One way to get the latest version of a variable is not to import the module's words into a local scope, but to capture the module in a variable and access the fields through that. Compare:

import %some-module.r  ; imports `something` and `change-something`
change-something
print [something]  ; won't see change

m: import %some-module.r
m.change-something
print [m.something]  ; will see the field as it changes

Stylistically, some languages enforce this anyway. Like in Node.js you can only do it the second way, and if you want a local name for things you have to make it yourself as a local variable to your script. Then of course you don't expect that to change when the module variable changes--they're disconnected.

I don't want to get into the business of being prescriptive about how much you import or export. That's a policy of whatever module framework you use and your personal decisions. So I think there needs to be a workable way to bind in a way that sees changes to variables without also giving you access to accidentally overwrite them and break the module you are using for itself and other clients.

Why Doesn't "Attachment"/"Inheritance" Solve This?

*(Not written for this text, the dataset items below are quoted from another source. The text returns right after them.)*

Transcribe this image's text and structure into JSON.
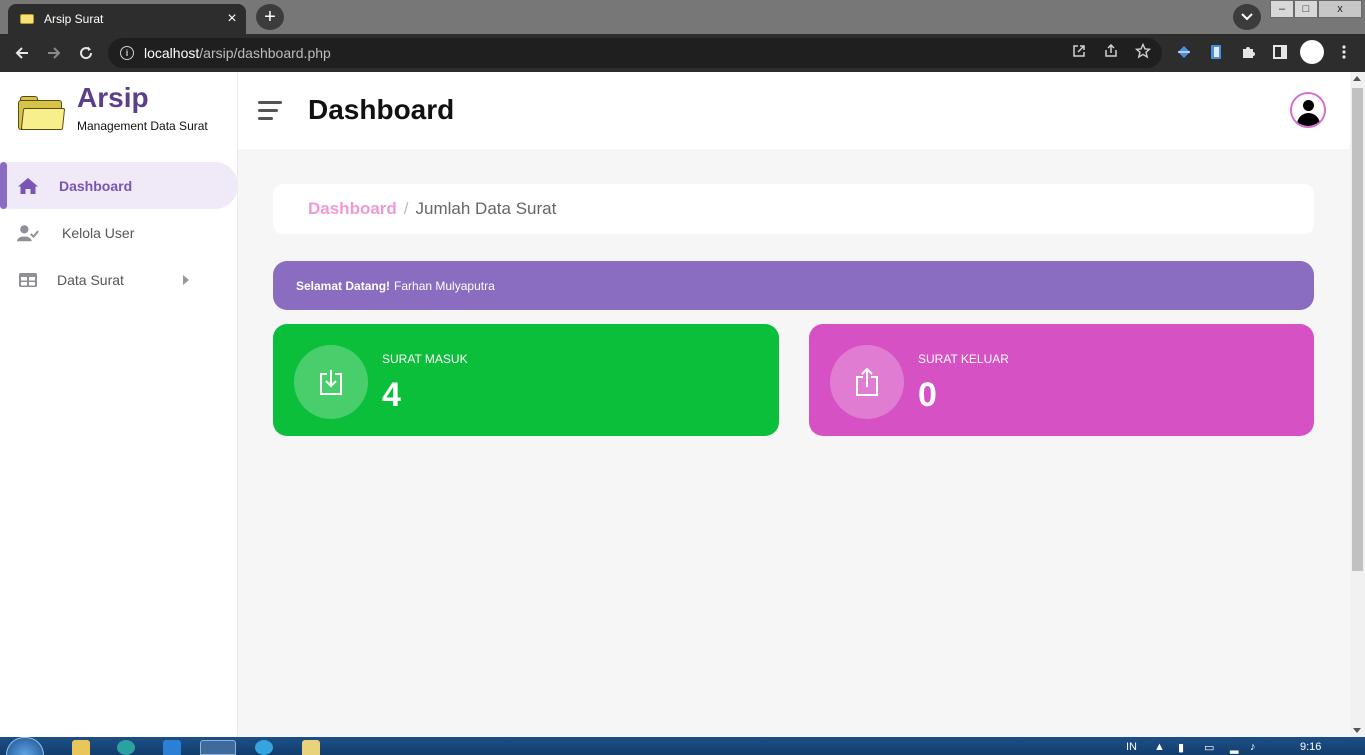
{
  "browser": {
    "tab_title": "Arsip Surat",
    "tab_close": "×",
    "new_tab": "+",
    "url_host": "localhost",
    "url_path": "/arsip/dashboard.php",
    "win_min": "–",
    "win_max": "□",
    "win_close": "x"
  },
  "sidebar": {
    "brand_title": "Arsip",
    "brand_subtitle": "Management Data Surat",
    "items": [
      {
        "label": "Dashboard",
        "icon": "home-icon",
        "active": true
      },
      {
        "label": "Kelola User",
        "icon": "user-check-icon",
        "active": false
      },
      {
        "label": "Data Surat",
        "icon": "table-icon",
        "active": false,
        "has_submenu": true
      }
    ]
  },
  "header": {
    "title": "Dashboard"
  },
  "breadcrumb": {
    "link": "Dashboard",
    "separator": "/",
    "current": "Jumlah Data Surat"
  },
  "welcome": {
    "greeting": "Selamat Datang!",
    "name": "Farhan Mulyaputra"
  },
  "cards": [
    {
      "label": "SURAT MASUK",
      "value": "4",
      "color": "#0bbf3b",
      "icon": "download-icon"
    },
    {
      "label": "SURAT KELUAR",
      "value": "0",
      "color": "#d651c3",
      "icon": "share-icon"
    }
  ],
  "taskbar": {
    "lang": "IN",
    "time": "9:16"
  },
  "colors": {
    "accent_purple": "#8a6cc1",
    "breadcrumb_link": "#f09ad4"
  }
}
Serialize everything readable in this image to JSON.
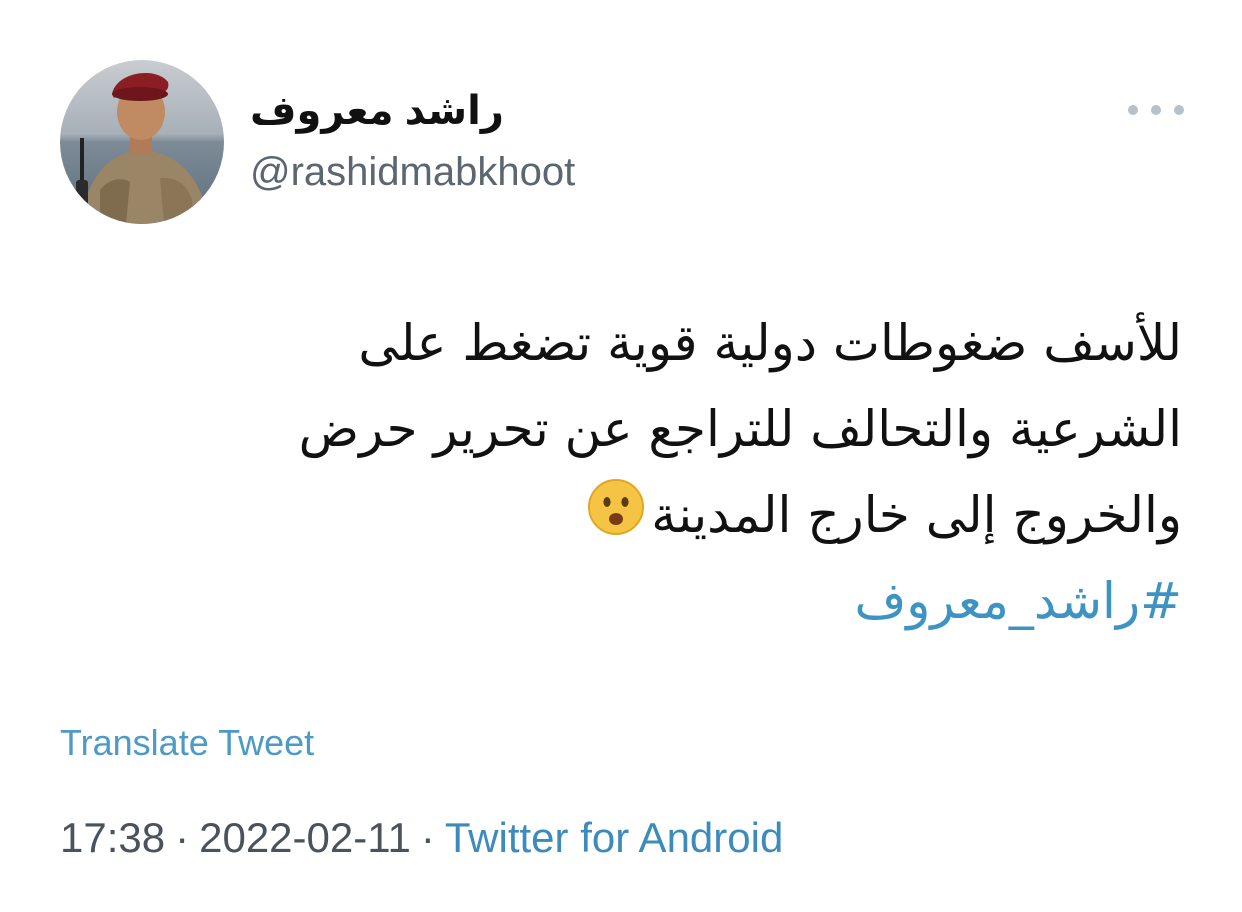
{
  "user": {
    "display_name": "راشد معروف",
    "handle": "@rashidmabkhoot",
    "avatar_icon": "profile-photo"
  },
  "more_icon": "ellipsis-icon",
  "tweet": {
    "lines": [
      "للأسف ضغوطات دولية قوية تضغط على",
      "الشرعية والتحالف  للتراجع عن تحرير حرض",
      "والخروج إلى خارج المدينة"
    ],
    "emoji": "😦",
    "hashtag": "#راشد_معروف"
  },
  "translate_label": "Translate Tweet",
  "meta": {
    "time": "17:38",
    "separator": "·",
    "date": "2022-02-11",
    "source": "Twitter for Android"
  },
  "colors": {
    "link": "#3d93c2",
    "text": "#111111",
    "muted": "#5b6670"
  }
}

Right now we don't have this problem with Lib. But that's because it's being treated specially. When you access a variable by name--and it's not in your evaluation context (your module or the implicit module where "do" is running)--then it falls through to look in Lib.

We'd need some way to have modules be able to have this fall-through on a per-variable basis, to different libs. They have to remember that they are attached to your module (in case you overwrite them), but they also have to know there's no instance in your module and point to where they can be found so long as they're not overwritten.

Fortunately there's enough space for that. We can make something the size of a variable, with no variable in it, that uses the variable spot to store where the module was that it was imported from. An "import stub", basically.

The goal of module inheritance from modules like Lib is to avoid a situation where you have to create these stubs for everything. I'm not sure exactly how different the ideas are though, and if it should just be an implementation detail where the system decides "okay, that's a big library and you're importing it all... we use search mechanism 1" vs. "you only imported 3 things, better to make stubs for those 3".

That Aside, Everything Seemed To Work Smoothly

And even the Redbol emulation of the old R3-Alpha version of the interpreter works, using modularized Redbol!

Redbol is definitely a case I want to keep central in the design, because it is executing on the pitch of what we're saying: This is a kit that you can rewrite the laws of the language on a whim. And Redbol is a great case to look at, that has tests.

But I also want to see more of how I can fuse together what's happening with LET and virtual binding, along with the sea of words, and what hope there is for string interning. Having things like Whitespace around are good because if some change to the binding model makes it not possible to do what Whitespace does, that indicates it's not the right model. So it's a stake in the ground.